Sir Phil Redmond celebrates the freewheeling, cage-rattling talent that gives his home city its creative DNA.
Liverpool. The global port that Carl Gustav Jung dubbed the “pool of life”. The UK’s most-filmed location outside the capital. From Lita Roza’s No 1 hit How Much Is That Doggy in the Window? through to the Beatles; football dominance; comedy, both singular and sitcom; the backdrop for socially realistic drama, from Days of Hope and Z Cars through Blackstuff, Brookside and Hollyoaks to the BBC’s Time and Channel 4’s Help, with its Rose D’Or drama award, keeping the flame lit.
It’s also host to a thriving games sector, including Sony PlayStation’s largest UK team. And so it should be, for it was in Liverpool that the games company Psygnosis sparked the PlayStation into life.
At the moment, we are hearing a lot about Channel 4’s move to Leeds and the BBC’s expansive plans in Birmingham, yet these amount to nothing much more than another administrative relocation of resources.
There’s nothing wrong and much to be commended in these moves, provided everyone remembers these are already established broadcasting centres. Just like every other regional initiative since 1927, when the BBC, as we know it, came into being.
Every change in broadcasting policy since has been predetermined by the group think, and the transmitter plan, established back then.
Once more, the national mantra appears to be “out of London”. So each region is going through the usual beauty-parade contortions of trying to shoehorn itself into the levelling-up agenda, while the evident, and usual, conundrum remains: how can you grow your production capability without more investment from the broadcasters? Usually this translates to real estate and a few back-office jobs.
But, here’s the thing. The USP. The Scouserati’s place in the pantheon of UK talent, from Macca to Bond, from Monsarrat to Comer, from McGovern to Ballas, has been achieved without the presence of a major broadcaster.
Critical mass and clustering are great for rationalising resources, streamlining efficiencies and raising skill levels, but what about the one key ingredient that actually drives the business: freewheeling, unfettered, cage-rattling talent?
As we move to a more converging digital metaverse, the real winners will be those who also understand that talent, people and their imaginations, have been, are and always will be the main raw material. Liverpool and Merseyside have always, instinctively, understood this. A heritage of importing and exporting cultures, forming its own creative cluster.
The city is a place honed by the act of survival, throwing up as much disruptive technology as disruptive people. Refusing to accept the status quo, constantly searching for social justice and, through that, imbuing a great storytelling and performance tradition within its DNA. It is why the principal focus of the region is on talent pipelines. Creating local development funding for writers for locally produced output. Then providing them with the tools to, well, WFH.
From Lime Productions’ earliest days as Mersey Television and LA Productions, the goal has always been to capitalise on its creative DNA. The two new HETV studios at The Depot, continue that tradition. As will the £54m Littlewoods Studio development, supported by Twickenham Studios and the LJMU Screen School.
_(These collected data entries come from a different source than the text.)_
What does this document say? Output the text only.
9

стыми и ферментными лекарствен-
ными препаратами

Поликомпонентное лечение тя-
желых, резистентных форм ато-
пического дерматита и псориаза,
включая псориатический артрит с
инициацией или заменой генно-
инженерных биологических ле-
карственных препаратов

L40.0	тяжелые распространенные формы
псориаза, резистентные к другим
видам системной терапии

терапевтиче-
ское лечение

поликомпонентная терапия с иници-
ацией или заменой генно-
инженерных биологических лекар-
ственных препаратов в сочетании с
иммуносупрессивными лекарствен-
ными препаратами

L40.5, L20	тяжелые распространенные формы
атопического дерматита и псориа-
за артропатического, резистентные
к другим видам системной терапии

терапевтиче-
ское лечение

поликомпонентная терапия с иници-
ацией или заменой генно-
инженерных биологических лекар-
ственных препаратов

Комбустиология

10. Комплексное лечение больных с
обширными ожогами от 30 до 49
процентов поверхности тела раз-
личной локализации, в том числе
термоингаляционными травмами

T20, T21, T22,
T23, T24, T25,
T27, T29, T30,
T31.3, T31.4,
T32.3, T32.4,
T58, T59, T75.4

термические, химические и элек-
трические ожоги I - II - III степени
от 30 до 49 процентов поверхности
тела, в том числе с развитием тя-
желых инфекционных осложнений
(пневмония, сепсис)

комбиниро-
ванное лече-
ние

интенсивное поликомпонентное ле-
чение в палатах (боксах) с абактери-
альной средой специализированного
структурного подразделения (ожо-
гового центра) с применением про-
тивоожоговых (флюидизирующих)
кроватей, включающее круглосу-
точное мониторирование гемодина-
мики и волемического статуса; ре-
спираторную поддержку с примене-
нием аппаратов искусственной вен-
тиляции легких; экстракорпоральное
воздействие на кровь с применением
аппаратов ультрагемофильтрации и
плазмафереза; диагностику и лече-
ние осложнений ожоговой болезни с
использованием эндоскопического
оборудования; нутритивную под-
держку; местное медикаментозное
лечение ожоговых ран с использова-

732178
Netflix, Amazon et al are also in the mix, of course. With access to the region’s 1Gb backhaul network strapped to three transatlantic pipes, the goal is to become one of Europe’s main TV, film and immersive gaming hubs. New real estate with the potential for over 4,000 real jobs.
Oh, and something else we are hearing about is Britishness – begging the question, whose Britishness? Perhaps that’s one for another day, but at least the Liverpool canon of writers could point the way.
If you want history, go elsewhere. If you want to challenge the present or take part in the future, come to the pool of life.
Sir Phil Redmond CBE is a screenwriter and TV producer whose credits include Grange Hill, Brookside and Hollyoaks.